Echec par … absence d’administrateur indépendant

Nous connaissons tous des entreprises, PME patrimoniales, start-ups, qui ne possèdent pas de conseil d’administration, ou de comité stratégique. Parfois, le Conseil existe formellement, il se tient physiquement, et joue le rôle chambre d’enregistrement, ou n’existe, dans sa forme la plus épurée, que sur le papier. Il nous arrive de connaître le dirigeant de l’entreprise. Et malgré tous nos efforts, nous n’avons pas réussi à le convaincre de l’intérêt que représenterait pour lui la présence à ses côtés d’un ou de plusieurs administrateurs indépendants.

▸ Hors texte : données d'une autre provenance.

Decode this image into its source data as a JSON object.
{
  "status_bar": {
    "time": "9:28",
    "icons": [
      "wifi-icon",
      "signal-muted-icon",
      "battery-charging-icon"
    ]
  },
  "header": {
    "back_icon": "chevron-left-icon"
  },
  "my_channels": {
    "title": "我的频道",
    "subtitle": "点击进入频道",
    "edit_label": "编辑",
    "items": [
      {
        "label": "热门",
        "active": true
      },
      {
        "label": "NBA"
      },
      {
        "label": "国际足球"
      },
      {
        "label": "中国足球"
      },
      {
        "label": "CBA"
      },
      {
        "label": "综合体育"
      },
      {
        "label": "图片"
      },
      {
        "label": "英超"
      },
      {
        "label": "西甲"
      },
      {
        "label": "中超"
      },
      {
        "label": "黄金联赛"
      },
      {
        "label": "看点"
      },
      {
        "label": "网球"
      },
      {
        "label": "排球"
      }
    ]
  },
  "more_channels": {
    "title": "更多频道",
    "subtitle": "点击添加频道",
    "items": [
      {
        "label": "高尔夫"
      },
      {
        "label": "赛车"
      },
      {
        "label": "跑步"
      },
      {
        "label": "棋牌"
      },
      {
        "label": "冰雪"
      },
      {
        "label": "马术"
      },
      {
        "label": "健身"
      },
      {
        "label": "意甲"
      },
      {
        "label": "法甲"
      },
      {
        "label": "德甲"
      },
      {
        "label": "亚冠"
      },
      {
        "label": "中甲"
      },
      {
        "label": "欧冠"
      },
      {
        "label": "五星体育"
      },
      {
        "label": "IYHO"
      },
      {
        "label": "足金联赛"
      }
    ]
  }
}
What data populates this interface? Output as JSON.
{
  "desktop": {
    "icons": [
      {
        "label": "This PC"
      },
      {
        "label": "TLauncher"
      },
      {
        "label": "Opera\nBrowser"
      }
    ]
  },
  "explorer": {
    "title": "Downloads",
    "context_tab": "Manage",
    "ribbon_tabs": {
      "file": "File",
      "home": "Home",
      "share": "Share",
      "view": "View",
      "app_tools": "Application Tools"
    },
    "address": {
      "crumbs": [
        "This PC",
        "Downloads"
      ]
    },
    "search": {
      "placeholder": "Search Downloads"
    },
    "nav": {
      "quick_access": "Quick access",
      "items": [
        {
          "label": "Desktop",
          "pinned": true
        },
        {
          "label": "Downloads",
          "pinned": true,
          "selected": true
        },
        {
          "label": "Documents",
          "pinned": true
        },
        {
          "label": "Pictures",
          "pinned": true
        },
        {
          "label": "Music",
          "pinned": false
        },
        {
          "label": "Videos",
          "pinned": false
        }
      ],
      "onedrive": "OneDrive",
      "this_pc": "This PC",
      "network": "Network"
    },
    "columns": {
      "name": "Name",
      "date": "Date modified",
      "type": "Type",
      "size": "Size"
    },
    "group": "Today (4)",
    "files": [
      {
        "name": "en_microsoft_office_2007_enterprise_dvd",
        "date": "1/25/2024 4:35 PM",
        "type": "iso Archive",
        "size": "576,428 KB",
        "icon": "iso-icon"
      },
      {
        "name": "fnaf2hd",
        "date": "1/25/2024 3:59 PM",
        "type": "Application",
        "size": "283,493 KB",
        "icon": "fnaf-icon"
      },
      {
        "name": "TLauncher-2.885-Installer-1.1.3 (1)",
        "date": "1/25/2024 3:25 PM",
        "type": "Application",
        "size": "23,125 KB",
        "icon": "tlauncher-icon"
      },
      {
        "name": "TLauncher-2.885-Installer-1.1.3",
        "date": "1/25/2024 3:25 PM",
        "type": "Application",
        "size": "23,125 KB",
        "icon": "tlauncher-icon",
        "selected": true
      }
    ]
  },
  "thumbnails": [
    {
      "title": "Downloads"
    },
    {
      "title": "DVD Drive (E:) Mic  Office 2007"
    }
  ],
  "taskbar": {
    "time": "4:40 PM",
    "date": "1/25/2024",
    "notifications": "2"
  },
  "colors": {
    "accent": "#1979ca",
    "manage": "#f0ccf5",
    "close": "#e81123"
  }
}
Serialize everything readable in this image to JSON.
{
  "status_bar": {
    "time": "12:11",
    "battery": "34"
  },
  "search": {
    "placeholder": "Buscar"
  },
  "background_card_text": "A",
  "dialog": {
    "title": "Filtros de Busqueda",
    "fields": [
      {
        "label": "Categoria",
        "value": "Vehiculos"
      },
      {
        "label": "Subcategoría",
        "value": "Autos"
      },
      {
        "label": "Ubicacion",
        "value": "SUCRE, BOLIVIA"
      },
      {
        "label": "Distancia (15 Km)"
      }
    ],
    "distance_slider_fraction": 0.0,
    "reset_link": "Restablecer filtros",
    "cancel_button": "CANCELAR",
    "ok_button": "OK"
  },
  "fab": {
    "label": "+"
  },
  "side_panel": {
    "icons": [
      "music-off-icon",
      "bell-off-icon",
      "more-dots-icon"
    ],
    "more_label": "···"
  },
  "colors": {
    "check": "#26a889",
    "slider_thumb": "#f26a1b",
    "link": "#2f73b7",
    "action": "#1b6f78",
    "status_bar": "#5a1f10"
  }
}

Reconnaissons-le, nous pourrions parler d’échec. Manque de force de conviction ou absence d’arguments et de questionnements percutants de notre part, voire chez le dirigeant doute voilé et non levé quant à l’utilité de la fonction. Il invoquera de son côté le manque de temps, l’existence en interne de tous les ingrédients nécessaires à la prise de décision, le caractère spécifique de son entreprise, voire la confidentialité de ses opérations. Il protègera peut-être aussi sa liberté incontestée de décision, sa procrastination, voire le risque d’être remis en cause. Autant d’objections que nous connaissons bien, de notre côté, et qui nous apparaissent peu recevables, mais que nous aurons dans ce cas peiné à lever, ou que nous n’aurons pas contrées avec suffisamment de vigueur.

L’échec … par absence prendra toute sa dimension si l’entreprise se trouve en difficulté, conséquence d’une décision stratégique du dirigeant peu inspirée, de la non-identification d’un risque potentiel majeur qui se révèle, de failles dans les processus, dans le suivi etc. Et nous regretterons alors probablement de n’avoir pas suffisamment insisté. Les PME où il n’existe pas d’administrateur indépendant sont encore majoritaires en France, et c’est un des objectifs d’APIA de travailler à réduire leur nombre, précisément pour éviter ce genre de situation.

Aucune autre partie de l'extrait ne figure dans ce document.